One of the literary highlights of the newspaper was a novella, “The Heroic Slave,” which Douglass wrote in March 1853. Based on an actual slave mutiny, it is regarded as the first work of long fiction in African American literature.

A rupture of the close relationship between Douglass and Garrison occasioned a period of reflection and reassessment that culminated in Douglass’s second autobiography, “My Bondage and My Freedom” (1855). Although he had befriended and advised
John Brown in the late 1850s, Douglass declined Brown’s invitation to participate in the Harpers Ferry raid but was forced to flee his Rochester, New York, home for Canada in October 1859 after he was publicly linked to Brown.

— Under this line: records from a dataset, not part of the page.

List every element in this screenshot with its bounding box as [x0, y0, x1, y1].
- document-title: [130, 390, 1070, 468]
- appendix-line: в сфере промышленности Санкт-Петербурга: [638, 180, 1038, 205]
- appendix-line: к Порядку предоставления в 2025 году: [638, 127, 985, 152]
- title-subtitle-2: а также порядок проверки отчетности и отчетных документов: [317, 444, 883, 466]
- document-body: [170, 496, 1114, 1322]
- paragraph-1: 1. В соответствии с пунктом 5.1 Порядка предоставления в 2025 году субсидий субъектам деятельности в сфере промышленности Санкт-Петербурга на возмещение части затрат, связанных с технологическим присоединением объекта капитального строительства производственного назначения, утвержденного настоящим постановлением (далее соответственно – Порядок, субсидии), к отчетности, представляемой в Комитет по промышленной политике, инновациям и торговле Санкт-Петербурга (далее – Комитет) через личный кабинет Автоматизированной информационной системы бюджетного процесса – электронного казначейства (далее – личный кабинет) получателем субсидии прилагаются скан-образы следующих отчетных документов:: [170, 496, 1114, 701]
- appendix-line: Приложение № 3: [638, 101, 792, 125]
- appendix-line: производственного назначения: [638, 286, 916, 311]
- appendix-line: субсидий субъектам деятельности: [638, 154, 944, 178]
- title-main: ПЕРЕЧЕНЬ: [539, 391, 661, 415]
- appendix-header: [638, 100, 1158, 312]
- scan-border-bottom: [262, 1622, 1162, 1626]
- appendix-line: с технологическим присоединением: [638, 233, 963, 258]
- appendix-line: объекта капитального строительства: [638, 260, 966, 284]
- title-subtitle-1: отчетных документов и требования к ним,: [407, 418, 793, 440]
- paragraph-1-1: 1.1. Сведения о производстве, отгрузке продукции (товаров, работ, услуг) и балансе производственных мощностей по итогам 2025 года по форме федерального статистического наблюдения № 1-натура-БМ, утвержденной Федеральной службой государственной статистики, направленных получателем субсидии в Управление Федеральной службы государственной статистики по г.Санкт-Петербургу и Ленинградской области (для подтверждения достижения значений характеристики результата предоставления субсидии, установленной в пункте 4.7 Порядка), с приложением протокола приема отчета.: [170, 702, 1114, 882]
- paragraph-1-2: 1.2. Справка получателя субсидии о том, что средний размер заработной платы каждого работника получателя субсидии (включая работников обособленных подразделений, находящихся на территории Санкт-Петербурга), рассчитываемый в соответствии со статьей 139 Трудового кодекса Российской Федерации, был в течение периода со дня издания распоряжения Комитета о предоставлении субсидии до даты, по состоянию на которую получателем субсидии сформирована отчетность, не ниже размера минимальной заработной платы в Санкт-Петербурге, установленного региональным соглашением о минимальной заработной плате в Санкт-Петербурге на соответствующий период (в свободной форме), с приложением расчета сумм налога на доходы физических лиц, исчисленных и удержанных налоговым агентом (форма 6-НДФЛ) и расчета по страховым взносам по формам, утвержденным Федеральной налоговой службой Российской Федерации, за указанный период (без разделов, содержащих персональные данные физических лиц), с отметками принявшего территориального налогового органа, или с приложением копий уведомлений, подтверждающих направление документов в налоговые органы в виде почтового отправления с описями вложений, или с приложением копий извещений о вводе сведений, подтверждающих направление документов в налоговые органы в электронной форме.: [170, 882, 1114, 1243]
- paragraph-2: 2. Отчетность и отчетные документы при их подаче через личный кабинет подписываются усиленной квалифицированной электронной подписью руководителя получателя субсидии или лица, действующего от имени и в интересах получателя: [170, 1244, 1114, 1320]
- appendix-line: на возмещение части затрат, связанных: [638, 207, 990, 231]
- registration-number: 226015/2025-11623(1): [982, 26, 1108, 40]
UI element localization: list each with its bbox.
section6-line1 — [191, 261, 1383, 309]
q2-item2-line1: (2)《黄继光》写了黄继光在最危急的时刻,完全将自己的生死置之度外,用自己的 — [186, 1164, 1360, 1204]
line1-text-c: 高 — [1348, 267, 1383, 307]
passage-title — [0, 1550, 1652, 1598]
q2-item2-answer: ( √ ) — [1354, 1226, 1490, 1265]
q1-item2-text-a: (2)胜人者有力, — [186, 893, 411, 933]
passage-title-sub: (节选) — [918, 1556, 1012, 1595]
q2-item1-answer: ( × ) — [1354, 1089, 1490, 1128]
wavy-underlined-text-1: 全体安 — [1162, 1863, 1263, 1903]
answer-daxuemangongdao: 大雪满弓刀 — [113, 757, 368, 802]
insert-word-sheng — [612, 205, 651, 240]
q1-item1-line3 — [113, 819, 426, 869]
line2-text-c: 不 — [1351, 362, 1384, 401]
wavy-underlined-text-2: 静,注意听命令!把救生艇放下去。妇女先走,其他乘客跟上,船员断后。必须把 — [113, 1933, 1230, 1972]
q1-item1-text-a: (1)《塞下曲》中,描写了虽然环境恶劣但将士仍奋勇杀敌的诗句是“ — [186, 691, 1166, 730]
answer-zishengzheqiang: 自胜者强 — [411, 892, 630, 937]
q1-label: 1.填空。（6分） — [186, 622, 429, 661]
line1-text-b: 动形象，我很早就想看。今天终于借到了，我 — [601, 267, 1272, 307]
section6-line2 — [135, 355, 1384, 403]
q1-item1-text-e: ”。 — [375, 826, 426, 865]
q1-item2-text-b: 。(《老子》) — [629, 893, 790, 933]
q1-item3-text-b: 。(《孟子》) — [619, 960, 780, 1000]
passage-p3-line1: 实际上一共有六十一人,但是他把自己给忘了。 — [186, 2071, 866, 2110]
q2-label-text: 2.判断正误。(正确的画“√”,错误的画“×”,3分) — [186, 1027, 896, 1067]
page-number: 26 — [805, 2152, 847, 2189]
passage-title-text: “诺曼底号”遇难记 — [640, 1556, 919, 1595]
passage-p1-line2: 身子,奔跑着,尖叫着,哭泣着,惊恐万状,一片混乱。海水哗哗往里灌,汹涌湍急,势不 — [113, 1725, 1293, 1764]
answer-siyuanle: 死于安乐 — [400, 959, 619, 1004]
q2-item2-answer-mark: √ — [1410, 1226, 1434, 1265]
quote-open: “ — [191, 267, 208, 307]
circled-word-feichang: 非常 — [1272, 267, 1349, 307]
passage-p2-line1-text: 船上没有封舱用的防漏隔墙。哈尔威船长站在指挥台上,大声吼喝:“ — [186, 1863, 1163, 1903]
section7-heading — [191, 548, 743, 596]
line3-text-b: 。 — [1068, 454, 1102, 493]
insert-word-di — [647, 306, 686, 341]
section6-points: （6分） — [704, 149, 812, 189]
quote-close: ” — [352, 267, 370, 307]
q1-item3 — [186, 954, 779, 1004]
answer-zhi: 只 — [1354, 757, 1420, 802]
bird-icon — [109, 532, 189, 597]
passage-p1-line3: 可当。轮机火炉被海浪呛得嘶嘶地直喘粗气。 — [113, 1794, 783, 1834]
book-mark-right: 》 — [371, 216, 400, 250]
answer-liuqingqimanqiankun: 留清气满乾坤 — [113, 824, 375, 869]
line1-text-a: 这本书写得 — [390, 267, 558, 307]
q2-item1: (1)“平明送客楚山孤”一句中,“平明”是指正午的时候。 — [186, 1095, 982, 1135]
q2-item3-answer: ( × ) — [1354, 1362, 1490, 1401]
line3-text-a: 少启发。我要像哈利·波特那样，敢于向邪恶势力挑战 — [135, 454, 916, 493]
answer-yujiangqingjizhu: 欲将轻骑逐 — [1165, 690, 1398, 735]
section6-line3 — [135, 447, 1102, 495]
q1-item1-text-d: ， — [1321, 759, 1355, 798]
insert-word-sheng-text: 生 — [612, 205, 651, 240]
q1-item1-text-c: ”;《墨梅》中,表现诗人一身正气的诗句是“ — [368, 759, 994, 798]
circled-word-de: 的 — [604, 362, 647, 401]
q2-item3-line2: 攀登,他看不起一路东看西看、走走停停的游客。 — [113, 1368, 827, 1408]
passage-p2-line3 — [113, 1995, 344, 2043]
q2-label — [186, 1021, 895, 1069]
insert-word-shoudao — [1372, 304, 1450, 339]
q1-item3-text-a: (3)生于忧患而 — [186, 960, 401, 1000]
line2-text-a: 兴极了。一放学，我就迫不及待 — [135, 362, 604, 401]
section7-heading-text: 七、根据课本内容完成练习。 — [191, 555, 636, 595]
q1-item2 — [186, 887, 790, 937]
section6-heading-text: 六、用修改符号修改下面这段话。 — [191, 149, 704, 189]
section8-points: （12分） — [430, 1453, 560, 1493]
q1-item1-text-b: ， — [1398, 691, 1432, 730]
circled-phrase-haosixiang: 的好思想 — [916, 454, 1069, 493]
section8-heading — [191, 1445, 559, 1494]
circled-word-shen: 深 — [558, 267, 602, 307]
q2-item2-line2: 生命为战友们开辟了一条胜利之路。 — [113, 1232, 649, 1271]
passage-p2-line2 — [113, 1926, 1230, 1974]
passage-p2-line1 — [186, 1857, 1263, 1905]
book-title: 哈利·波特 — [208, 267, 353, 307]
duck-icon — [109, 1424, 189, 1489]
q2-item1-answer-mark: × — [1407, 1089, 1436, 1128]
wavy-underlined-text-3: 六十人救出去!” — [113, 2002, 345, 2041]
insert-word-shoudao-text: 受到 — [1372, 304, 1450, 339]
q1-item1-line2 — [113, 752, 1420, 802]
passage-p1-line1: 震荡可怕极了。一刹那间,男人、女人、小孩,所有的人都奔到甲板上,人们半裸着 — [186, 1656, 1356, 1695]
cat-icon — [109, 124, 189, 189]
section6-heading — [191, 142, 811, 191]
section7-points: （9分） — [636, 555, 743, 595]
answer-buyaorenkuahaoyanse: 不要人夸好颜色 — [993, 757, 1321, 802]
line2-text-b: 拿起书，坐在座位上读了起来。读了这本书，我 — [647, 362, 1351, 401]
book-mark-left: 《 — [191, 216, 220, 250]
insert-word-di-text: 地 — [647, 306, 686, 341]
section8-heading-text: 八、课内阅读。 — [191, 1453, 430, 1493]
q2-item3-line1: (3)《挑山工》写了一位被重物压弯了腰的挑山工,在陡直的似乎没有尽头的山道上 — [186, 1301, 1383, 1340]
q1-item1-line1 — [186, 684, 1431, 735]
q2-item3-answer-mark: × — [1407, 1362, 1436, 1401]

Applauding the election of Abraham
Lincoln and welcoming the Civil War as a final means of ending slavery, Douglass lobbied the new president in favor of African American recruitment for the Union Army. When the war ended, Douglass pleaded with President Andrew Johnson for a national voting
rights act that would give Black Americans the franchise in all the states. Douglass’s loyalty to the Republican Party, whose candidates he supported throughout his later years, won him appointment to the highest political offices that any Black American from the North
had ever won: federal marshal and recorder of deeds for the District of Columbia, president of the Freedman’s Bureau Bank, consul to Haiti, and chargé d’affaires for the Dominican Republic.

The income Douglass earned from these positions, coupled with the fees he received for his popular lectures, most notably one entitled “Self-Made Men,” and his investments in real estate, allowed Douglass and his family to live in comfort in Union town, just
outside Washington, D.C. during the last two decades of his life. His final memoir, “Life and Times of Frederick Douglass,” first published in 1881 and expanded in 1892, did not excite the admiration of reviewers or sell widely, as had his first two autobiographies.
But the Life and Times maintained Douglass’s conviction that his had been a “life of victory, if not complete, at least assured.” Life and Times shows Douglass dedicated to the ideal of building a racially integrated America, in which skin color would cease to determine an
individual’s social value and economic options.

In the last months of his life, Douglass decried the increasing incidence of lynching in the
South and disputed the notion that by disenfranchising the Black American man a more
peaceful social climate would prevail throughout the nation. Yet, Douglass never forsook
his long-standing belief that the U.S. Constitution, if strictly and equally enforced, remained the best safeguard for Black American civil and human rights.

In the history of Black American literature, Douglass’s importance and influence are immeasurable.

Frederick Douglass Embodied Three Keys for Success in Life:

  • Believe in yourself.
  • Take advantage of every opportunity.
  • Use the power of spoken and written language to effect positive change for yourself and society.

Douglass said, “What is possible for me is possible for you.” By taking these keys and making them his own, Frederick Douglass created a life of honor; respect and success that he could never have dreamed of when still a boy on Colonel Lloyd’s plantation on the Eastern Shore of Maryland.